= Herb-induced liver injury =

Medical condition

Herb-induced liver injury (HILI) is a form of drug-induced liver injury caused by herbal medicines, typically herbal supplements or herb-based ethnomedicines.

== Prevalence ==

Herbs are a common component of ethnomedicines and their potential hepatotoxicity is a concern for people taking such medicines or other herbal supplements.

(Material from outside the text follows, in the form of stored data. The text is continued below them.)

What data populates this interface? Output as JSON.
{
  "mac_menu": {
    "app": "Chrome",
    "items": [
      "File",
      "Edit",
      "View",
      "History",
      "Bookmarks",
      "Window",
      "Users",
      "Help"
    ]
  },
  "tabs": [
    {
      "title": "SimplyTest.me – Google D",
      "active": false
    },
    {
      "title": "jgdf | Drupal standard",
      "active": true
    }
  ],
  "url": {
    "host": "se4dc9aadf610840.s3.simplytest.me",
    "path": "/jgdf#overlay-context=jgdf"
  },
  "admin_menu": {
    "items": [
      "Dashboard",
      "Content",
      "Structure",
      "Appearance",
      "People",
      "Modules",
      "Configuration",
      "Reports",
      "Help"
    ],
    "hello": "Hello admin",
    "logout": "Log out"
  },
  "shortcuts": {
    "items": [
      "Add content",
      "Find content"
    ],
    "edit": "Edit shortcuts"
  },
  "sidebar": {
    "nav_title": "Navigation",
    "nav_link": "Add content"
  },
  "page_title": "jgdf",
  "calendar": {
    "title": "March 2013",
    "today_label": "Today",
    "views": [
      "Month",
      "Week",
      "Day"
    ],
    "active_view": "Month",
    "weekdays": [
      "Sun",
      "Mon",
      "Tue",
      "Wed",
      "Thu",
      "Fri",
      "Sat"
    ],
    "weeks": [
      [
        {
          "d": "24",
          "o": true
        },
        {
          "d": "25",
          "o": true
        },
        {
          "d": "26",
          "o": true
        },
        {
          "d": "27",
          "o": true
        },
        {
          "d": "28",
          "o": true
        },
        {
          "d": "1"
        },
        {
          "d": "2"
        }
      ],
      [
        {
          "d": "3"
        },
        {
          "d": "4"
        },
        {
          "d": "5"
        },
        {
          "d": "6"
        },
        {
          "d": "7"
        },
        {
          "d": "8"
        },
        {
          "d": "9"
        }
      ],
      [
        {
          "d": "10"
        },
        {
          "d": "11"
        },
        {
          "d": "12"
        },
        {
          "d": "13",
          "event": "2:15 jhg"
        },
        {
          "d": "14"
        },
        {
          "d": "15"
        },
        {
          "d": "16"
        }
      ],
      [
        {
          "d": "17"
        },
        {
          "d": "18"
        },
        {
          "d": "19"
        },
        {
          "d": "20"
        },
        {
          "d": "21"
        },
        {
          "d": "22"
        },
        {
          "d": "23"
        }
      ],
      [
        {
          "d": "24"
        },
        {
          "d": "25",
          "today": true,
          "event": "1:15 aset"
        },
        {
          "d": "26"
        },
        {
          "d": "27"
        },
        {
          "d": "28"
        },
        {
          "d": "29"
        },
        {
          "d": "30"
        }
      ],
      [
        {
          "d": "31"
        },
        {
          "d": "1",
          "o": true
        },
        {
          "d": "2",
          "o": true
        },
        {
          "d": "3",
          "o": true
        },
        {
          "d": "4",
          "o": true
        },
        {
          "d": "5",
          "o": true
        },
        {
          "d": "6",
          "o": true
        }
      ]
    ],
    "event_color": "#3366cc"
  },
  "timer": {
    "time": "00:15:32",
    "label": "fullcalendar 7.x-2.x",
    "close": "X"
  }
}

Use of such products is widespread within Ayurvedic medicine. Although injury from ayurvedic medicines has commonly been blamed on improper adulteration of drugs, a number of preparations can be harmful through direct effects purely because of their herbal ingredients.

== Implicated products ==

- Tinospora cordifolia supplement usage is of concern as the constituent chemicals cause hepatitis. Advocates of ayurveda have attempted to blame adulteration for these effects but investigation has shown the toxicity to result directly from the medicine itself. Supplement use can lead to death or the need for a liver transplant.
- Herbal supplements of Cullen corylifolium are hepatotoxic, as constituent chemicals cause cholestatic hepatitis. People with liver problems or certain other comorbidities are at risk of death from supplement use.
- Turmeric is promoted with numerous claims for health benefit, with little or no supporting evidence. Although of low bioavailability, some supplements boost potency via a variety of preparation techniques. Turmeric supplements are hepatotoxic, and have caused a recorded rise in incidence of liver injury. In Italy, the government has banned any claims of turmeric health benefits and mandated warning for turmeric-based supplements.
- Withania somnifera (ashwagandha) is promoted within ayurveda for numerous claimed benefits which medical science has been unable to confirm. Use of ashwagandha supplements is responsible for a global rise in herb-induced liver injury.